How to connect to external proxy on port 3459 from GCP VM Instance?

0
votes

I have a proxy server which accepts connections on port 3459. When I am trying to connect to it from my local computer, I am able to connect. To test I ran this command in terminal:

curl --proxy http://proxy_url:3459 --proxy-user user:password -L icanhazip.com

When I tried to run the same in a GCP Compute Engine VM instance which lies in a non-default VPC (named testing-vpc), I'm unable to connect to the proxy. I have created a firewall rule to open port 3459 by following command:

gcloud compute firewall-rules create proxy-allow-egress-port3459 \
  --network testing-vpc \
  --action allow \
  --direction egress \
  --rules tcp:3459 \
  --destination-ranges 0.0.0.0/0 \
  --priority 10 \
  --target-tags testing-proxy

and attached the tag testing-proxy in my instance. Still, its not working.

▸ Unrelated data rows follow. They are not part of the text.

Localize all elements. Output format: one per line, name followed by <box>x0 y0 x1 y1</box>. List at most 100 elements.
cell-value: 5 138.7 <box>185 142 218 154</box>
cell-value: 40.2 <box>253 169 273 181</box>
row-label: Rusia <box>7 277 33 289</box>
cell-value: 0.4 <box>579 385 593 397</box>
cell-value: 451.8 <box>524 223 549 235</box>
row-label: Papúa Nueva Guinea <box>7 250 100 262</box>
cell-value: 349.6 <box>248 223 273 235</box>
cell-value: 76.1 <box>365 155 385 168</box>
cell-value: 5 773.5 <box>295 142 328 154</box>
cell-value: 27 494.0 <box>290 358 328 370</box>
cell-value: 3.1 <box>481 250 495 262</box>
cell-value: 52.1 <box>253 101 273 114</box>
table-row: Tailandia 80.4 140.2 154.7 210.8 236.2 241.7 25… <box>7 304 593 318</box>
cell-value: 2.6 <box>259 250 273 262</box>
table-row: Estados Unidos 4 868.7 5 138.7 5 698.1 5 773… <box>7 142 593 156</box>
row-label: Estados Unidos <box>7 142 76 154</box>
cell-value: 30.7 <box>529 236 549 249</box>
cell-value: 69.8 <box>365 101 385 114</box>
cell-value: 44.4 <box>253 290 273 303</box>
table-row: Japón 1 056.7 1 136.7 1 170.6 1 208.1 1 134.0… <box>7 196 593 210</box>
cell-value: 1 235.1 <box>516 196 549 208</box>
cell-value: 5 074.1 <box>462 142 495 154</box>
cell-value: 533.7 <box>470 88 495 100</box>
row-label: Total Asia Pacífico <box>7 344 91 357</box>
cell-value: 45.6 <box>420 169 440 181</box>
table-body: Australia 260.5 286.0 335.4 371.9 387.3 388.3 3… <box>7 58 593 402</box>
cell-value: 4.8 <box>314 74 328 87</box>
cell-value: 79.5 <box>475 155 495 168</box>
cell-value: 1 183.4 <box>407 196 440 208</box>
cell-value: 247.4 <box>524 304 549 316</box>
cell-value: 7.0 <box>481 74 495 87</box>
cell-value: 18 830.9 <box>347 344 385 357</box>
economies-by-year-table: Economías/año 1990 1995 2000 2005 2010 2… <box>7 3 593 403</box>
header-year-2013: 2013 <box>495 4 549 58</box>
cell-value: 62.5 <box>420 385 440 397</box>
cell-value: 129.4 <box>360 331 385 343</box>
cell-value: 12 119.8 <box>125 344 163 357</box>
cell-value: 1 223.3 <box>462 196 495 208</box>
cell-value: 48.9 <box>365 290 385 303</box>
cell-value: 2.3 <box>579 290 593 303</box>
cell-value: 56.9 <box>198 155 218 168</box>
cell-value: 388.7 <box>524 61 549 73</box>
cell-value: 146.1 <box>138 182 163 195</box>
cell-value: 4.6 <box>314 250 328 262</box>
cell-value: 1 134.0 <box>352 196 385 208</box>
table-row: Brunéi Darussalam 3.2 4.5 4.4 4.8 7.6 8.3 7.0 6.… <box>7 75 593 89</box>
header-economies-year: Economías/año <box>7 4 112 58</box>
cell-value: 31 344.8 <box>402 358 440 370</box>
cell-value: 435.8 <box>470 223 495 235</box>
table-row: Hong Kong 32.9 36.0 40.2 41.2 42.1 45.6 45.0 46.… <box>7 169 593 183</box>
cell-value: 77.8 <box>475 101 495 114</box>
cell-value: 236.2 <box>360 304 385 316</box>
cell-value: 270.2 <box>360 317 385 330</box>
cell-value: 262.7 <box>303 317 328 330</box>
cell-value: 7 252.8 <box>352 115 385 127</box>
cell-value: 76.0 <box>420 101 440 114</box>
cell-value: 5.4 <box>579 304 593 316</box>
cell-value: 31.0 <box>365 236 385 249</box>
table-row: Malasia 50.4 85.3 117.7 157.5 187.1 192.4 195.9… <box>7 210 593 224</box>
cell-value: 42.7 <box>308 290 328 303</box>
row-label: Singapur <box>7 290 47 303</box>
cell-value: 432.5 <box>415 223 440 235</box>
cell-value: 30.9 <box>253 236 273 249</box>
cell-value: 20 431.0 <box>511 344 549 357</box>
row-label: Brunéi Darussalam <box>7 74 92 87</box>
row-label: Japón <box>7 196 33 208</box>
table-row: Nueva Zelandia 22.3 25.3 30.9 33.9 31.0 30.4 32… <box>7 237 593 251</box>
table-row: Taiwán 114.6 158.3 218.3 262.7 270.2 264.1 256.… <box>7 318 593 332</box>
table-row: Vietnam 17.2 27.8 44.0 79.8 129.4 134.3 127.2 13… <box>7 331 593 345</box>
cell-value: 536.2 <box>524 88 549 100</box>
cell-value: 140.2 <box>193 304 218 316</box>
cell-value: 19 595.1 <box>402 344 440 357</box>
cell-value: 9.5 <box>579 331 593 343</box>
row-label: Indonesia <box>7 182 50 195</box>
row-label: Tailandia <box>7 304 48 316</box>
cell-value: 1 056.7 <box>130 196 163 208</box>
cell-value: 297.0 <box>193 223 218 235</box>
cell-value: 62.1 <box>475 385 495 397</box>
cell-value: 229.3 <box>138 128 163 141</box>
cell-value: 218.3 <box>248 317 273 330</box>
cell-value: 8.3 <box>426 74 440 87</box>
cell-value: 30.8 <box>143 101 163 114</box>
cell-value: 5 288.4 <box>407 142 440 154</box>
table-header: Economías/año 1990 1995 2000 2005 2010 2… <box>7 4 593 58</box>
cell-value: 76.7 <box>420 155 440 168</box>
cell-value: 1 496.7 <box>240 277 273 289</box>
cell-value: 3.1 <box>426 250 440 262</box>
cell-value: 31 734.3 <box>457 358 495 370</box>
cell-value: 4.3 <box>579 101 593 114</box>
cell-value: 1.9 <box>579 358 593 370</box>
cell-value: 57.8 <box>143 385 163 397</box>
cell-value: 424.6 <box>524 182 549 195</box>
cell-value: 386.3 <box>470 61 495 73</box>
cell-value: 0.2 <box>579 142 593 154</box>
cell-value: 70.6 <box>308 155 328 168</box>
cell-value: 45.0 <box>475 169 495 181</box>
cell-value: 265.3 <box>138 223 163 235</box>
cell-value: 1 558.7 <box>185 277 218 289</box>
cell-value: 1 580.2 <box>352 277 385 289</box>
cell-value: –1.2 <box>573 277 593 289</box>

Please let me know what am I missing here.

1
networkinggoogle-cloud-platformgoogle-compute-enginefirewall
- Every VPC network has two implied firewall rules which permit outgoing connections and block incoming connections (However, GCP firewall rules are stateful, it allows bidirectional communication once a session is established). Creating a firewall rule to allow outgoing traffic isn’t required unless outbound access is restricted by a higher priority firewall rule.ping-devops
Just to ensure that the configuration were correctly done, could check the following: - Have you already checked if traffic from the VM Instance is allowed on the external proxy server on port 3459? - Is the VM instance able to send traffic to any other external hosts on the Internet? Also is it possible to share a basic diagram showing the expected network path from the VM instance to the proxy server (showing the NAT gateway instance and any other components in between the source and destination)ping-devops

1 Answers

1
votes

You are creating an egress (--direction egress) rule, whereas you need an ingress rule to permit connections inbound destined to the GCE instance.